Unter anderem ein Mann mit Spitzhut, Masken mit starren Blicken, ein großes Buch, übergroße Schuhe und ein riesiger Apfel (buntes Allerlei eben aus dem Fundus), Schwein, Hirsch und anderes Getier. Sie alle kreuzen jeweils nur kurz ein-, zwei oder dreimal auf beziehungsweise werden ‚vorgetragen‘ – und verschwinden rasch wieder in der Versenkung. „Tag aus Nacht ein“, das Szenische Prélude zu Salvatore Sciarrinos Erfolgs-Kammeroper, greift in entwickelnder Variation die Machart von Sketchen wie „Komödia“ oder „Orchesterstück“ auf, die Achim Freyer in den 90er Jahren in der Bundeskunsthalle Bonn präsentierte: Ein vielversprechender „Gruß aus der Küche“.

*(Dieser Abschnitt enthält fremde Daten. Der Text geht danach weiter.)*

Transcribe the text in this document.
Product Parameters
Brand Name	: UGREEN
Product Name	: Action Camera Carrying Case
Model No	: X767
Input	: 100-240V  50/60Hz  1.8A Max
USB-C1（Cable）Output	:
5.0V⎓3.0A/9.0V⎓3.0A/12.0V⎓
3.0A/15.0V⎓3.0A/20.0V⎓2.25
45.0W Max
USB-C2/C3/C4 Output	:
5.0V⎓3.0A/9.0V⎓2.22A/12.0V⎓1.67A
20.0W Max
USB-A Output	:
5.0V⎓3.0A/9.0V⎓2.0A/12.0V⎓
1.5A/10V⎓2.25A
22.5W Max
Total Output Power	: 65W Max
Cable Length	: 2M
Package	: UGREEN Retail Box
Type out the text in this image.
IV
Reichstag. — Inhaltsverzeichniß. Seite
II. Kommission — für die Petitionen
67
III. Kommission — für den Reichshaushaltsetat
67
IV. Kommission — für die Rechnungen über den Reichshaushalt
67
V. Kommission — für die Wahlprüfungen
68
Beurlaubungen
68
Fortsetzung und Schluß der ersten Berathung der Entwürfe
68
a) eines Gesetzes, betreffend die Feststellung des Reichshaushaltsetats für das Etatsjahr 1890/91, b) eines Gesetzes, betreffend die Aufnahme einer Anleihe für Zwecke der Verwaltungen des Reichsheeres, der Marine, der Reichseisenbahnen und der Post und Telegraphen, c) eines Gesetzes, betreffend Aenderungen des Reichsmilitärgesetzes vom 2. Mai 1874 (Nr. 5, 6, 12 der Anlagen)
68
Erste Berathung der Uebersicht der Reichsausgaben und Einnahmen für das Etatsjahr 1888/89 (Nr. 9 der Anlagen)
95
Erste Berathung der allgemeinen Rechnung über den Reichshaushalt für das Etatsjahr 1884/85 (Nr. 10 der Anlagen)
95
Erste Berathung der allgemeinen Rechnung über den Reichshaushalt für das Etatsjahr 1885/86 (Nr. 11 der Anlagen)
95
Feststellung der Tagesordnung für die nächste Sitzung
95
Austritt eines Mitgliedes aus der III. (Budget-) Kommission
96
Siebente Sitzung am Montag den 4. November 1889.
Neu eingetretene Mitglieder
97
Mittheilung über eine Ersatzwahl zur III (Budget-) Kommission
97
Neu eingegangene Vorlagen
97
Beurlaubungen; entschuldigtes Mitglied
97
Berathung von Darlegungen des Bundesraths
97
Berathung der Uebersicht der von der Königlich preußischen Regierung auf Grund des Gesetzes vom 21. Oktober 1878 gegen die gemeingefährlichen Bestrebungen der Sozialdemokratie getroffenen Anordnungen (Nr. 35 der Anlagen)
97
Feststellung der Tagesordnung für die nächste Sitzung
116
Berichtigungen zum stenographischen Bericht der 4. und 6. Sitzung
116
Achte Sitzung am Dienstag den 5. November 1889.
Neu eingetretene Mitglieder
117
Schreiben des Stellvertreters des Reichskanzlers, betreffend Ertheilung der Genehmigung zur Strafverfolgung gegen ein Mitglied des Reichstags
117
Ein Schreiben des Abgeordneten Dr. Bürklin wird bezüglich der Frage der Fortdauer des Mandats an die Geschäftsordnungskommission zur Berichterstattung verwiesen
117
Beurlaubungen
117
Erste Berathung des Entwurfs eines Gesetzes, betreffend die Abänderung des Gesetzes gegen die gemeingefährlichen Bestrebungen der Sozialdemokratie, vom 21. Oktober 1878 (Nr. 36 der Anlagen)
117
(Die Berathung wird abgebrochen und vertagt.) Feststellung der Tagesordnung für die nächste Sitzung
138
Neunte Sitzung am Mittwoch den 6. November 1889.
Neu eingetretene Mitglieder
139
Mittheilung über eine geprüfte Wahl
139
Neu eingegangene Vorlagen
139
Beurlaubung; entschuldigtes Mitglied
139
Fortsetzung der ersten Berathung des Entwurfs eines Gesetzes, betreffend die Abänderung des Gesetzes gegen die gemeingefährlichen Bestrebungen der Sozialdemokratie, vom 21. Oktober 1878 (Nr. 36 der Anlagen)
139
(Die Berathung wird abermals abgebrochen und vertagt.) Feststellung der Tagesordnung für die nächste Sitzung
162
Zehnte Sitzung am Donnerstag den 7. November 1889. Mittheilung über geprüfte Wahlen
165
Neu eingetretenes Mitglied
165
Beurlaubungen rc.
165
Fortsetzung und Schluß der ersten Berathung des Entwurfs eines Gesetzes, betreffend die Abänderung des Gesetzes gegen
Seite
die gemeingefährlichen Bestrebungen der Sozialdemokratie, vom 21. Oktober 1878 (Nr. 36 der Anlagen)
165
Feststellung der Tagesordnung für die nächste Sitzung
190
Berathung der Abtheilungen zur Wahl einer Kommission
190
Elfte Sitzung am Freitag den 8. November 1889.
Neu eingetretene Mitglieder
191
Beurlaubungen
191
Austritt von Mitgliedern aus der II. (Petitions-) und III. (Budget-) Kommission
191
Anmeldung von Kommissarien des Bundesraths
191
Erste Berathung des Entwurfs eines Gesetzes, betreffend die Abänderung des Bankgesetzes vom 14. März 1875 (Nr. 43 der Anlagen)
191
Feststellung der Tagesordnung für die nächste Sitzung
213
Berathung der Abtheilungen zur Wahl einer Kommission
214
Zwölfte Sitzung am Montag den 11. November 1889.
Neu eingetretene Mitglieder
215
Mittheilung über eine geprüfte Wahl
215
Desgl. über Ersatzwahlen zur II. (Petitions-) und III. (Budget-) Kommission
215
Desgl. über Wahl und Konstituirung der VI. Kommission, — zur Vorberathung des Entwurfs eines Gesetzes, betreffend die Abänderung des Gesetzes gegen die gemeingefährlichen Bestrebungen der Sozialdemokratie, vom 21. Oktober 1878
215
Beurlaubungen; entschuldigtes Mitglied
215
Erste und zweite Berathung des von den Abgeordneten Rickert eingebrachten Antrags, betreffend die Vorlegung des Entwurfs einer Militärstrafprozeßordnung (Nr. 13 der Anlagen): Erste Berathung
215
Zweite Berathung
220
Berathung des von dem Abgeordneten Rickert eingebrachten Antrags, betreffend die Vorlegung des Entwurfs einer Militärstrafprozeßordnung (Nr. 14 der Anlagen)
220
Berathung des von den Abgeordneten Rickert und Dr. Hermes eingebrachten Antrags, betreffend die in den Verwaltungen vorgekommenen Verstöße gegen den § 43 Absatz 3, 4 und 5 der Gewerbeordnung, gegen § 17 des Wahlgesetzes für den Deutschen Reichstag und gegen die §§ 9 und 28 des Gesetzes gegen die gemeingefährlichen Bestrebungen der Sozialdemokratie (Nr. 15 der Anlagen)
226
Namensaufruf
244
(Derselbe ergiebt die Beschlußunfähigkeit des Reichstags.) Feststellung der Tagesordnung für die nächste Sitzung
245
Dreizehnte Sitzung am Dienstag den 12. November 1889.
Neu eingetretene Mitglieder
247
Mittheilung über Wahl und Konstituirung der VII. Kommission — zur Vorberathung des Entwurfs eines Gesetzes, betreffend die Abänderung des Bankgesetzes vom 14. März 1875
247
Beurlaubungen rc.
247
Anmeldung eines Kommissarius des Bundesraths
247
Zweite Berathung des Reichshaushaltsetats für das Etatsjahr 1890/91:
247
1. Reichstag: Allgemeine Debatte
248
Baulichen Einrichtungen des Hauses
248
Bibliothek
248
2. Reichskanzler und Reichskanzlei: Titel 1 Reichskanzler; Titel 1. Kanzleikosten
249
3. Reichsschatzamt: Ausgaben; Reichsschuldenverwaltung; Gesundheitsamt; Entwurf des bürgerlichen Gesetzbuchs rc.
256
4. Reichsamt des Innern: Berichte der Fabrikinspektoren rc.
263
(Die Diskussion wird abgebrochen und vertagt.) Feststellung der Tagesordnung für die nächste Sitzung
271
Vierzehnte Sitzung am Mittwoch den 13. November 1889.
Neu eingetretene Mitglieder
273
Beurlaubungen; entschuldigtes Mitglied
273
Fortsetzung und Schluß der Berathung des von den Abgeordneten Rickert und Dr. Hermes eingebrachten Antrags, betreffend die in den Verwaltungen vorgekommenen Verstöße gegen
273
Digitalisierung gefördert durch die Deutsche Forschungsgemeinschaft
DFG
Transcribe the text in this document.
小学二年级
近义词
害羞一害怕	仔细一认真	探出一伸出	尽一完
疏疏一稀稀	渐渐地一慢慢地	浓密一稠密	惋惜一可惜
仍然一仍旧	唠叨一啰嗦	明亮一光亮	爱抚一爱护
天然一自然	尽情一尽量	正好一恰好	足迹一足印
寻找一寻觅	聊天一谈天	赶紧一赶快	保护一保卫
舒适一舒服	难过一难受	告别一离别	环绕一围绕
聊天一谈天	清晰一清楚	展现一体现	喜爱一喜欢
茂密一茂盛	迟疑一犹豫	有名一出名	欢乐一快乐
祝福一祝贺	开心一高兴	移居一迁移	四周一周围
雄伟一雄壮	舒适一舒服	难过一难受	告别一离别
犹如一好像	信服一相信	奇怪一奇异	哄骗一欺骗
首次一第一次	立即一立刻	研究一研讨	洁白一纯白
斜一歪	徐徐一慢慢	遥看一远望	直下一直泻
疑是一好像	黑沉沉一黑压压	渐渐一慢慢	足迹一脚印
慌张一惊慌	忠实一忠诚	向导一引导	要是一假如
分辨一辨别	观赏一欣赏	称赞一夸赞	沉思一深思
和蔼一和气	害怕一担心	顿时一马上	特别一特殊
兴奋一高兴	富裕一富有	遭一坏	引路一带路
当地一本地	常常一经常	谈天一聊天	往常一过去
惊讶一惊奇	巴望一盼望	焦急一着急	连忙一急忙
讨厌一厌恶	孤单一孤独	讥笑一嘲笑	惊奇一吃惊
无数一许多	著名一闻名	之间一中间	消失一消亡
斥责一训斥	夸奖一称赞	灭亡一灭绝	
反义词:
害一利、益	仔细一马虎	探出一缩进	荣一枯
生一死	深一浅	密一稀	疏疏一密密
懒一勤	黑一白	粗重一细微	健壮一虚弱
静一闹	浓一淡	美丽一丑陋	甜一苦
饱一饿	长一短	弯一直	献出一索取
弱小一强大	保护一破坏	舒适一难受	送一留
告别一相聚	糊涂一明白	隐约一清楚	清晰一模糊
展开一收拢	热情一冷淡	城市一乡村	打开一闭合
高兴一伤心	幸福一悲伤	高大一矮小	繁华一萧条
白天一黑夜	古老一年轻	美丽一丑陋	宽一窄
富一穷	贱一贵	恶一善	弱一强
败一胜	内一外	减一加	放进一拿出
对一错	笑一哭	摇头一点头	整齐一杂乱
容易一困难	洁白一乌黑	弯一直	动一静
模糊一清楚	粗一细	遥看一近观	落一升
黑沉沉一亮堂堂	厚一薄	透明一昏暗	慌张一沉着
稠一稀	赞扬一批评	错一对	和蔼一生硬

Die sang- und klanglose Augenweide geht fast nahtlos über in den Gesang von Herrn und Frau Malespina. Die beiden werden in der Synopsis als Graf und Gräfin vorgestellt, in der Übersetzung des vom Komponisten nach G. A. Cicogninis „Il tradimento per l‘onore“ selbst gefertigten Librettos als Herzog und Herzogin. Sei’s drum: Sie sind unbeschadet der genauen Bestimmung ihres Adelsranges Figuren aus einem uralten Märchen. Das bildete sich in Anspielung auf die gewalttätige und blutige Lebensgeschichte eines neapolitanischen Renaissance-Fürsten heraus und führt die möglicherweise fatalen Folgen von Ehebruch und Eifersucht vor Augen und Ohren.

21 MusikerInnen des Klangforums Wien beziehen mit Totenmasken vor den Stirnen Position. Sie sind allerdings quicklebendig bei der Sache der minutiösen musikalischen Ausführung: Akribisch, akkurat, fein akzentuierend führen sie die kleinen Bewegungen aus. Sie loten klangliche Grenzbereiche ihrer Instrumente aus: Die Holzbläser hauchen weit mehr als dass sie fauchen, die Streicher bieten exzessiv Flageolett, zirpen, zittern, tremolieren, oszillieren bis zu den Grenzen des Unhörbaren. Das Instrumental-Team etabliert mitternächtlich-geisterhaftes Soundscape der feinsten Art. Der Spielleiter Emilio Pomàrico bekam eine Maske an den Hinterkopf geschnallt, die neckische Blicke ins Auditorium richtet. Doch offensichtlich hat der Dirigent von der Einbeziehung in die szenische Realisierung bald genug und legt das auf denkwürdige Weise zurückblickende zweite Gesicht beiseite.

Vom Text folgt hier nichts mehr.